When editing a long file in Excel, with the field names in the first row, it helps if you highlight the second row (first row of the data) and from the 'Window' menu select 'Freeze panes'. This should keep the row of field labels at the top of the screen as you scroll down so you can always see the name of the column that you are editing.
It can be helpful to sort the records in Excel so that all the records for a particular Taxon or Site are grouped together. Normally the records (lines in Excel) are sorted according to criteria in columns of your choice. However if a column is selected (highlighted) Excel will assume that you want to sort just that column and not the others. If this happens, and the file gets saved before you notice, your data may be irretrievably scrambled (unless you have a backup copy from before the sort). If you request a Sort in Excel and are not presented with a screen asking for the sequence of the columns on which the sort is to be ordered you should cancel the process immediately and make sure that you have either all, or none, of the columns selected.

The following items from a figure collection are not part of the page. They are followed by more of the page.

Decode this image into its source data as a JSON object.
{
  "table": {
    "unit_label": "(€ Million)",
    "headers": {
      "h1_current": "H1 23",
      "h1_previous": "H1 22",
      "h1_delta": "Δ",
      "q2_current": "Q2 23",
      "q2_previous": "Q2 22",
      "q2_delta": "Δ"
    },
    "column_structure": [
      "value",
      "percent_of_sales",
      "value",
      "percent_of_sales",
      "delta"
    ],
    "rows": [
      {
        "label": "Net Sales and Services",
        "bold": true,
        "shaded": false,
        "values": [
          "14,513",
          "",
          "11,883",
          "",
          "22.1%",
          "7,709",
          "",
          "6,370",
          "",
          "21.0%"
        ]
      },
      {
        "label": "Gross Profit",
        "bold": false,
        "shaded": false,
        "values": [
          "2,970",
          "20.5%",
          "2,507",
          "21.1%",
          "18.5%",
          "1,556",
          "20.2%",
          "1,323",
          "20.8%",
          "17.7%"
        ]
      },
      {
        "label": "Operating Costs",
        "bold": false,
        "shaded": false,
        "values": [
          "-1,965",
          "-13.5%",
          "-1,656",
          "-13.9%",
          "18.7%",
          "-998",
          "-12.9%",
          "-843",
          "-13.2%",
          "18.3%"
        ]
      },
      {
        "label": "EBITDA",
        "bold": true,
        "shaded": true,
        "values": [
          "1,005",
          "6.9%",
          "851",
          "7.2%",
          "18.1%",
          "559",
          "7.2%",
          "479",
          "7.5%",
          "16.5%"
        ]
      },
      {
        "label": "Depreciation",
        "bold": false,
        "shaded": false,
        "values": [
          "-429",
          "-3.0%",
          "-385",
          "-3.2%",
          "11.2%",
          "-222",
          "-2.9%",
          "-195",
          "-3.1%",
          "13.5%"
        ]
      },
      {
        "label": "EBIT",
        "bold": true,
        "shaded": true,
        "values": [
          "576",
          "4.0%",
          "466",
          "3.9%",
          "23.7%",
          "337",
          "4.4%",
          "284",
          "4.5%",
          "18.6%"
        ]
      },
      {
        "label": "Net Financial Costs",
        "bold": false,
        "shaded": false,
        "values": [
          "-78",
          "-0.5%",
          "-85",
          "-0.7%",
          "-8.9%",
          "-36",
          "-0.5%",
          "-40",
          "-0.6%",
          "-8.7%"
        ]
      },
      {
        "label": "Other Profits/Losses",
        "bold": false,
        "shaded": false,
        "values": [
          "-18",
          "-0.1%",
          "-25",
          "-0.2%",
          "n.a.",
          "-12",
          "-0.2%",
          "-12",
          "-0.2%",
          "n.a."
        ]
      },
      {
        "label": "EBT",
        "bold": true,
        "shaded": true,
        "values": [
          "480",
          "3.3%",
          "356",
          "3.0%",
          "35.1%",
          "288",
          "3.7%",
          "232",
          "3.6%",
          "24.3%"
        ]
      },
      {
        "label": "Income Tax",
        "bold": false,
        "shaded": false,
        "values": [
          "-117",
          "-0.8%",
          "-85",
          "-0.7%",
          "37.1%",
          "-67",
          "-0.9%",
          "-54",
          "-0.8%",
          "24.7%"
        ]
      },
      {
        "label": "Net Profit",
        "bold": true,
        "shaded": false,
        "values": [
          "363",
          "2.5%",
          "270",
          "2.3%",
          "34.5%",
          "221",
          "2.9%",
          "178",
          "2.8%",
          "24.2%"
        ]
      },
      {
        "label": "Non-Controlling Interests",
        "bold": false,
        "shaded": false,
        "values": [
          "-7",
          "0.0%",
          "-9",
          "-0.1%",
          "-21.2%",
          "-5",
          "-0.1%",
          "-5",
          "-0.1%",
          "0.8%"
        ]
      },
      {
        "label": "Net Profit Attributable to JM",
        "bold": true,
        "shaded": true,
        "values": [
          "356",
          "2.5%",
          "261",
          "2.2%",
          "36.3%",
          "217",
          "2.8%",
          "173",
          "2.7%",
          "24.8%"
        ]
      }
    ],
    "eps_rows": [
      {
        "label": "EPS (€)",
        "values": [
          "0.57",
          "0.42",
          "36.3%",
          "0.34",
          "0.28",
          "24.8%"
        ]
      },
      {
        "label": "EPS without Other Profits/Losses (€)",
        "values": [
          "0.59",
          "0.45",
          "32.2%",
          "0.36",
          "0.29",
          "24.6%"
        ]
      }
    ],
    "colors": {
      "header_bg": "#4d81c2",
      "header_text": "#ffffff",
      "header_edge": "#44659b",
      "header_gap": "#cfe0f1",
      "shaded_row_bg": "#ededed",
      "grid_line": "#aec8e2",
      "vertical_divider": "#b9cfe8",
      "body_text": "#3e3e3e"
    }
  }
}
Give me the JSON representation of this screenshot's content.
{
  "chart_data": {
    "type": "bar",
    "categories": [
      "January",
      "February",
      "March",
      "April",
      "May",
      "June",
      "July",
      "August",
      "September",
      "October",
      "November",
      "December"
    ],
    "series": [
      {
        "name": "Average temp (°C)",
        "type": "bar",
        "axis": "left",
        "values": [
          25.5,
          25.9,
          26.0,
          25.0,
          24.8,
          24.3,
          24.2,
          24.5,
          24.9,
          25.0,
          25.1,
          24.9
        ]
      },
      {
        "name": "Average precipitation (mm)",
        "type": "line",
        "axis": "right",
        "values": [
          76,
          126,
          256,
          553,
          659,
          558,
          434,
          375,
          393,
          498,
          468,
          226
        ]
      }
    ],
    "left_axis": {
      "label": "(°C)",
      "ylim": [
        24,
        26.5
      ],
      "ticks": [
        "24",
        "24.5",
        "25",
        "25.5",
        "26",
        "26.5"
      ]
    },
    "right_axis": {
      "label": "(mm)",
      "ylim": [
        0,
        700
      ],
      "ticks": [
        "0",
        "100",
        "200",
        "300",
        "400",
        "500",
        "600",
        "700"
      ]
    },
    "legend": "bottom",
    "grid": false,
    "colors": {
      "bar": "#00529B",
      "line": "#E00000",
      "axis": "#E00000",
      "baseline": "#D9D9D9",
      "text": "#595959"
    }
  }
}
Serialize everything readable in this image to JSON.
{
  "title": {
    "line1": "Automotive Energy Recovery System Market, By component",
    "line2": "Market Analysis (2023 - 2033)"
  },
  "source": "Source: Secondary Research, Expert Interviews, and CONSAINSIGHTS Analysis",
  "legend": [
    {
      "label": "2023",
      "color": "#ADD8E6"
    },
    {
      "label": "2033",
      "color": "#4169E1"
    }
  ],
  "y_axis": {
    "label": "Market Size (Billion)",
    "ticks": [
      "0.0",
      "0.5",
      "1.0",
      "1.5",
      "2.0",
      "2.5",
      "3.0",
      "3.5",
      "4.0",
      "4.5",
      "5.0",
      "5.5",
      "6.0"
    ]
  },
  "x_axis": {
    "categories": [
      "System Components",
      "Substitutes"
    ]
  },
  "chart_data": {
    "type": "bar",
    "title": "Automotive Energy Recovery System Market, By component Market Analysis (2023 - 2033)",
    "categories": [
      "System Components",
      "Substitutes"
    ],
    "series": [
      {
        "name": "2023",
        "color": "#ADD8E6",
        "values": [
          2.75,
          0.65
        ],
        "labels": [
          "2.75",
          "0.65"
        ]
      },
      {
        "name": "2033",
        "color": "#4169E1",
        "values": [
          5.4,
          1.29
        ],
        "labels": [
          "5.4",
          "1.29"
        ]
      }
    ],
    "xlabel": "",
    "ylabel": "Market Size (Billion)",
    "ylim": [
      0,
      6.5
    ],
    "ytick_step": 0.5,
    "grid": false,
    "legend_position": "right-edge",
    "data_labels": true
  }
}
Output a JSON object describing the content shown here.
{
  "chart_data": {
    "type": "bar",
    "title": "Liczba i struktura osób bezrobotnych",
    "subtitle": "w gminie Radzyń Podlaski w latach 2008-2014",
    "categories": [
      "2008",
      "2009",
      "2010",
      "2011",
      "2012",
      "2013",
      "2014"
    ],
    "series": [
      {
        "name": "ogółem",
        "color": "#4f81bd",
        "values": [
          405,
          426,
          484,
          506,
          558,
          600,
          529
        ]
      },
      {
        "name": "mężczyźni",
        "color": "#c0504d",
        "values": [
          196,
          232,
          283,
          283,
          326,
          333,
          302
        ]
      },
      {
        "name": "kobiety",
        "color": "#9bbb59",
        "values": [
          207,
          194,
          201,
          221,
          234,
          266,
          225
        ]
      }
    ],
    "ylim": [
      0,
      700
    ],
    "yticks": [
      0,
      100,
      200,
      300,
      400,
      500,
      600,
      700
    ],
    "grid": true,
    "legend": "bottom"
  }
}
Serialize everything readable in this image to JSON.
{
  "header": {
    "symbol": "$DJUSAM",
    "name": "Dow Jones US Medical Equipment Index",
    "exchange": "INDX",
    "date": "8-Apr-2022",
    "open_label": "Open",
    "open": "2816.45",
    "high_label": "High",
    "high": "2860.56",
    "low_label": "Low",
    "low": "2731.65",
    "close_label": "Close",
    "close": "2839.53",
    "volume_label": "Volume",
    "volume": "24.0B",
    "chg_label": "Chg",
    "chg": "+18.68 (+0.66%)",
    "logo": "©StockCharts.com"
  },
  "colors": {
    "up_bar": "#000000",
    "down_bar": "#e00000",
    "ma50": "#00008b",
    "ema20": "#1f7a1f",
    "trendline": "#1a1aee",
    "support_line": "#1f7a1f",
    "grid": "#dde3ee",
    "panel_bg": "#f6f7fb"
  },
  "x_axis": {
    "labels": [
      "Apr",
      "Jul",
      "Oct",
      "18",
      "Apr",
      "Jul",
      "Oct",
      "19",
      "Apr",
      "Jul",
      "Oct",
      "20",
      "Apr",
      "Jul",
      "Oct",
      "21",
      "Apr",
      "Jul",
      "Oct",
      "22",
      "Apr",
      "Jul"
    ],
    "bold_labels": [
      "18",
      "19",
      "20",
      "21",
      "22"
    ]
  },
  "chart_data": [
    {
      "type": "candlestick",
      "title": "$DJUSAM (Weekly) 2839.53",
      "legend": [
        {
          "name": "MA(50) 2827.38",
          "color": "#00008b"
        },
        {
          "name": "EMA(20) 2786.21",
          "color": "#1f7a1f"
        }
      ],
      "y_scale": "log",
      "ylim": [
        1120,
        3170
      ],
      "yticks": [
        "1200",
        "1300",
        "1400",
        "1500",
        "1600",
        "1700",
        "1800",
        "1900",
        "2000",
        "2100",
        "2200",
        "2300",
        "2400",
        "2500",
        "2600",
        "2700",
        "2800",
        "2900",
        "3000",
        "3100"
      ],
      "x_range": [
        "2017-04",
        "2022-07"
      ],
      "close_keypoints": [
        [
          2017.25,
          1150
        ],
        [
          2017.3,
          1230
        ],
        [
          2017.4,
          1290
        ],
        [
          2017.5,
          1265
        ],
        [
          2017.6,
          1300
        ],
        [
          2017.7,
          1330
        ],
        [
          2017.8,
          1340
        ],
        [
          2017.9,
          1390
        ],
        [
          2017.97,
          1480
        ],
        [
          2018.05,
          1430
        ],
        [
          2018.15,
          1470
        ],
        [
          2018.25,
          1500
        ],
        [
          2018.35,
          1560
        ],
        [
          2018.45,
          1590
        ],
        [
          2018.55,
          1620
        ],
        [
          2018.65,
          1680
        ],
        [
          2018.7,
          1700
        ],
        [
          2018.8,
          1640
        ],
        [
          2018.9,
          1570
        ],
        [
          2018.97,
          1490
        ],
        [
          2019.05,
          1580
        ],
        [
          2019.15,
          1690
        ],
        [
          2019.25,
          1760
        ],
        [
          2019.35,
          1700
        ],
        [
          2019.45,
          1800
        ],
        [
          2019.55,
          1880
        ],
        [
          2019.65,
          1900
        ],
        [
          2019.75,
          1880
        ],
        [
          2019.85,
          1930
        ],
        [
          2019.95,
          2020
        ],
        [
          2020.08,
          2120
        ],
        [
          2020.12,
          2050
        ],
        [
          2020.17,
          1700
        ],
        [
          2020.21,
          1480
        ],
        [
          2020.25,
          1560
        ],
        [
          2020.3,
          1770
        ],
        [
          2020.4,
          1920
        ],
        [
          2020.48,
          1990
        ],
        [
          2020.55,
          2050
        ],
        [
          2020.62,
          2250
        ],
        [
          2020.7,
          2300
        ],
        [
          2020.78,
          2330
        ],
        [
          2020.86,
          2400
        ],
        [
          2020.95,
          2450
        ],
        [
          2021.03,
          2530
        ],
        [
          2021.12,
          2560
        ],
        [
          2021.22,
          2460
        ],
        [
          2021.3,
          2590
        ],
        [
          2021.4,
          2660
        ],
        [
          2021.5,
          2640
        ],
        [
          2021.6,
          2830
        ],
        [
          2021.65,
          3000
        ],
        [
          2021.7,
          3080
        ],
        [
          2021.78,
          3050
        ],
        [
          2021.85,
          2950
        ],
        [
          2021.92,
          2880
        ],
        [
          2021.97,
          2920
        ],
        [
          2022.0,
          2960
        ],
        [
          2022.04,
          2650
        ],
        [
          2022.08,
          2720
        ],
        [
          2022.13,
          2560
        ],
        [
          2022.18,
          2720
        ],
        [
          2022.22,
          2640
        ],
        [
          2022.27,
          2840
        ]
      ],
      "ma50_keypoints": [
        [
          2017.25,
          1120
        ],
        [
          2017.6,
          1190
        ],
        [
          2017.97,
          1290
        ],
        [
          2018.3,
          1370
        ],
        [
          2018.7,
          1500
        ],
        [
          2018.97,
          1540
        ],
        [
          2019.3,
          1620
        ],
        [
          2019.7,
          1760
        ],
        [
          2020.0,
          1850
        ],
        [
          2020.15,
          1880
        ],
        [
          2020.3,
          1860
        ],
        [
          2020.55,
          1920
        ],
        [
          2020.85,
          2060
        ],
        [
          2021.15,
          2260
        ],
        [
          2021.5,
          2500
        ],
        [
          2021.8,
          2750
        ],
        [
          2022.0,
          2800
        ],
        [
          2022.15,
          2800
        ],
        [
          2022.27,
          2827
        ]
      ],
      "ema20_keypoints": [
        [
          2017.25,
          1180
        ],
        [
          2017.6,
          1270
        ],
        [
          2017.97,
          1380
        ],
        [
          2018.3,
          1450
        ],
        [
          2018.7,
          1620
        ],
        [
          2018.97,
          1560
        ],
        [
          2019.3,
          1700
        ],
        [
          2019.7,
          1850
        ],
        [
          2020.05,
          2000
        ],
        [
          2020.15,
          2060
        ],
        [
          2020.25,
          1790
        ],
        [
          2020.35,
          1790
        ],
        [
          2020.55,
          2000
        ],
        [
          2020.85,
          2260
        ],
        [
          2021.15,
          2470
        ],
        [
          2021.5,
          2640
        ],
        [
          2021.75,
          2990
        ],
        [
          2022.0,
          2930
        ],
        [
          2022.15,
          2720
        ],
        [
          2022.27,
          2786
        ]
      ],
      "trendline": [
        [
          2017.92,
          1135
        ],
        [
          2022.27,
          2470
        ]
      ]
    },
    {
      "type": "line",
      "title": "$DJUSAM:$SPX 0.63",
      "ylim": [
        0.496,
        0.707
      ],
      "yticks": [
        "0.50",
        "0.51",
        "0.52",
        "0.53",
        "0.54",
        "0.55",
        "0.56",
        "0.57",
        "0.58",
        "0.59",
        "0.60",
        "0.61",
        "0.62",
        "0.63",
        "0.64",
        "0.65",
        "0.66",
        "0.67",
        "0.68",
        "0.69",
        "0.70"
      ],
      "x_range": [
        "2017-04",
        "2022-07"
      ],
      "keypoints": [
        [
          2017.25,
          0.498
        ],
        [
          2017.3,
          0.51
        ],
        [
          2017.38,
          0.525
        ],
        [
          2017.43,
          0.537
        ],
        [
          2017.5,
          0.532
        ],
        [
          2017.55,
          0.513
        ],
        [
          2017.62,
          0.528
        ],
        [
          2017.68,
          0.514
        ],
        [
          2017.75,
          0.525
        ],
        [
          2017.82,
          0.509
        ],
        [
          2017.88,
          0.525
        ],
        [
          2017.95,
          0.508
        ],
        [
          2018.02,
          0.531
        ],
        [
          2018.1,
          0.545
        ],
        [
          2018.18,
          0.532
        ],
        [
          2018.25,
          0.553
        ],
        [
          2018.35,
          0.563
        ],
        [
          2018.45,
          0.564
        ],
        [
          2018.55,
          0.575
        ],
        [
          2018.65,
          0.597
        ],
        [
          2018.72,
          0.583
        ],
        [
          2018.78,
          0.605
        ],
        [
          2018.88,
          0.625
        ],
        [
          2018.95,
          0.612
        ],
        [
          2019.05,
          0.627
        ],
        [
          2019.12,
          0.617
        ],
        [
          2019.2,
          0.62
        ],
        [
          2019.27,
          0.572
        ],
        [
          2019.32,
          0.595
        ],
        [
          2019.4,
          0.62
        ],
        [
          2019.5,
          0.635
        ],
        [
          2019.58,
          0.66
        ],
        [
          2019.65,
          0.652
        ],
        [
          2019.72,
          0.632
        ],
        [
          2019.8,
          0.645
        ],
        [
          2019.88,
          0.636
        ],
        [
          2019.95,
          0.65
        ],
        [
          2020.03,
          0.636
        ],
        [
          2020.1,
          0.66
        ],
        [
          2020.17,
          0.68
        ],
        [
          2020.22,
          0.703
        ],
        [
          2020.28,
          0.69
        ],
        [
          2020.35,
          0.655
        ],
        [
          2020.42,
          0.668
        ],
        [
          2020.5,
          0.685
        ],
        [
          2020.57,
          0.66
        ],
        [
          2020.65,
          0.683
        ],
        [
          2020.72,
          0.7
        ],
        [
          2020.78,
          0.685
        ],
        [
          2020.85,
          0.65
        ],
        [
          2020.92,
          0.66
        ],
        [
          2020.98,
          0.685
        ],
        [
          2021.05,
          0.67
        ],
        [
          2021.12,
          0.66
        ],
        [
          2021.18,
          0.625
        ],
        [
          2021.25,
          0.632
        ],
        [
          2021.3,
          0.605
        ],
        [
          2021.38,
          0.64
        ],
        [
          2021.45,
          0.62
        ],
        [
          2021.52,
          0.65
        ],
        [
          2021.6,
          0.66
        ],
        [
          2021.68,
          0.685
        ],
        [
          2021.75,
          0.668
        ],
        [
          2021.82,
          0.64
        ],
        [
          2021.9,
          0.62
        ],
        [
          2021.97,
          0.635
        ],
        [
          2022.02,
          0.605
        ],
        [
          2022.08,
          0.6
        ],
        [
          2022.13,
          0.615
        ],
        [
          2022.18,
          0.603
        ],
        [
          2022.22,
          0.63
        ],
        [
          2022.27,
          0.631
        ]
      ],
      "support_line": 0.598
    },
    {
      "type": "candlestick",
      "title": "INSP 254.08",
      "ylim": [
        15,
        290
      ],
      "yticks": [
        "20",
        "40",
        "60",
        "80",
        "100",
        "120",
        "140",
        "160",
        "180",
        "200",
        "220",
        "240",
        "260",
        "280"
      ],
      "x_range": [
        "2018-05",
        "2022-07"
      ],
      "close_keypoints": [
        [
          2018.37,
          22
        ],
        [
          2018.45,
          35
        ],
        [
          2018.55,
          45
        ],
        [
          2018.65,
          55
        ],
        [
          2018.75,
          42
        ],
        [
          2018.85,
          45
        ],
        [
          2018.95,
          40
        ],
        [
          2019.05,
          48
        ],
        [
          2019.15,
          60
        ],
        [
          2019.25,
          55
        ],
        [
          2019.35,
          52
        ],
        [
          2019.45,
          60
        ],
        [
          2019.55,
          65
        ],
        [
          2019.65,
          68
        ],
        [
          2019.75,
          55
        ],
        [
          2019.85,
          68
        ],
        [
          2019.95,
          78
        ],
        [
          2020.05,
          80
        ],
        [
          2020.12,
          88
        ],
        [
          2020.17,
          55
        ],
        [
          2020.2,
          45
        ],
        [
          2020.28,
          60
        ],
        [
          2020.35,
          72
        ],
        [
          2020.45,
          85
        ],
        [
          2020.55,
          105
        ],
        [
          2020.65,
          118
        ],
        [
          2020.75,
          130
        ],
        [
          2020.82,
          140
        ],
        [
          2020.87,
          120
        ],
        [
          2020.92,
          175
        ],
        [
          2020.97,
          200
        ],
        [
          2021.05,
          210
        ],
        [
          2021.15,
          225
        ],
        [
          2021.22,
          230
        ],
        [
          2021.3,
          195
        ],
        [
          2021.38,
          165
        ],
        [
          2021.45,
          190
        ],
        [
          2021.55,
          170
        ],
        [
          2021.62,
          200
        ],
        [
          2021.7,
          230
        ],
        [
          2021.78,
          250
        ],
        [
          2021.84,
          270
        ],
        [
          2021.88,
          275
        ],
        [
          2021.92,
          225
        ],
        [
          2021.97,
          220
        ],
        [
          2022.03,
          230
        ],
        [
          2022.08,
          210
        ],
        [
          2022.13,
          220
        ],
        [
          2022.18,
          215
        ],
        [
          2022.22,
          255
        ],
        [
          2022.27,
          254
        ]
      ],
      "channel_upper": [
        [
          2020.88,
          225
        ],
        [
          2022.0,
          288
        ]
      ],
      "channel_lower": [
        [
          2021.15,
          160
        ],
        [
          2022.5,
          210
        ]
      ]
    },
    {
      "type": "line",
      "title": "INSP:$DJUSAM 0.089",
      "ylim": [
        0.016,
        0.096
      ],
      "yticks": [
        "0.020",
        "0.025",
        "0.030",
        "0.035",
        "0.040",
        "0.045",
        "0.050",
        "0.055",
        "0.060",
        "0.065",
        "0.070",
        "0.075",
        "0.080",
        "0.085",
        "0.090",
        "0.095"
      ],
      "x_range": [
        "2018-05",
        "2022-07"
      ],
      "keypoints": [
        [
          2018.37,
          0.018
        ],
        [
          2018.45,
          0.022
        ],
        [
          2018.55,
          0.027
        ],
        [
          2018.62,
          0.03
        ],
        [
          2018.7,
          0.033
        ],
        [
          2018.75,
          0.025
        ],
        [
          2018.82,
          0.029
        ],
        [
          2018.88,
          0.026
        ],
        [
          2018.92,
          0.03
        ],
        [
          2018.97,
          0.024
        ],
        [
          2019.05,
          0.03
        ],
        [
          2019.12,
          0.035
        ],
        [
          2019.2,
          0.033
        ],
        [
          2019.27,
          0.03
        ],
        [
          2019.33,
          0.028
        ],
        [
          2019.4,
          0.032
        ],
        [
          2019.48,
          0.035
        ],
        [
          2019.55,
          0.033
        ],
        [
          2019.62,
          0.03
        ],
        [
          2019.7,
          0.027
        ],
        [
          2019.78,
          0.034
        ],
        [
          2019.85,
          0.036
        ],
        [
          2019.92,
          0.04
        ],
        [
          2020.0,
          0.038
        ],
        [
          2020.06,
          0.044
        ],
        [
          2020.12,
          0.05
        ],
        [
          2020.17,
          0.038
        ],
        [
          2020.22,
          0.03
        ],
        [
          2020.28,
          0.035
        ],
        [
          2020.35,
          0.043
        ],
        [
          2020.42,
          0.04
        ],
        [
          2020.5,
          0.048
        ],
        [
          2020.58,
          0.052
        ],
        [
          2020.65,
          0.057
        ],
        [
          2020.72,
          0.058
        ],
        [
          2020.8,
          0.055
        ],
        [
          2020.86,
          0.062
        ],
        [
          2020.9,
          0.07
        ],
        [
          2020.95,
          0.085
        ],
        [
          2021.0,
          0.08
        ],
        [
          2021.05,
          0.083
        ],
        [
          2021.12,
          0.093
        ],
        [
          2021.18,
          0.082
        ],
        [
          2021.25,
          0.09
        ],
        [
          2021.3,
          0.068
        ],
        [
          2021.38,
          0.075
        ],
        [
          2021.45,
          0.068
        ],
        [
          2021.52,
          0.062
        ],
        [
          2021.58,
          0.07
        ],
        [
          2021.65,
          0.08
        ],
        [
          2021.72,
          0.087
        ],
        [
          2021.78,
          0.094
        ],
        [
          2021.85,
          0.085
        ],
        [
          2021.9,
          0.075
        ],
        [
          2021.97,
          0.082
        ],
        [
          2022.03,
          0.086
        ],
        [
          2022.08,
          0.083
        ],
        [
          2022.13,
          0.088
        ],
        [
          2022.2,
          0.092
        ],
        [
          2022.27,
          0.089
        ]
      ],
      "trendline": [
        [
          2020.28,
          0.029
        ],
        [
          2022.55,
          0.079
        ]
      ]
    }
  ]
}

When the importer fails to recognise a species due to miss-spelling you can go to the MapMate 'Analysis' queries and select 'Browse Taxa Library' and sort the output on 'Taxa', 'Vernacular' or 'Parent' to try to locate the correct spelling (or changed name). If successful you can copy the name to the Windows Clipboard (using the 'Copy' button at the top of the Analysis - Results form) and paste it into the import file when it is open in Excel. (If the miss-spelling turns out to be in the MapMate Taxon Library use the spelling as required by MapMate to import the records. If you then report the problem to MapMate Support (on the MapMate Web site at www.mapmate.co.uk) the Taxa Library will be updated by a subsequent 'Patch' which will correct your records).
The following tips are from Dr Malcolm Smart:
If you want to add a comment to every record in an import, (e.g." data checked by ....", "data sent to site owner" or "this survey supported by the following organisations ...") in addition to any existing comment, delete the contents of the 'Comments' column to the clipboard and paste them into a column further to the right (e.g. column O). Then in the original Comments column in cell2 (assuming the first row is used for the labels) enter the formula:-
=O2 & " text"
where text represents the note to be added to the comment field. It needs to be enclosed in quote marks (") and to start with a space to separate it from any previous text. The cell should now display any original comment followed by your text. If this is correct, copy and paste the expression into the remaining cells of the row. This procedure should be done after any rearranging of columns that may be needed to fit the MapMate import specification. The original Comments column needs to be deleted from the tab-delimited text format file so that the importer does not try to include the next column in the comment field. To do this it is necessary to re-open the text output file in Excel and delete the original comment field, column 'O' in this example (remembering to specify 'text' as the format for the Date field in the Import Wizard).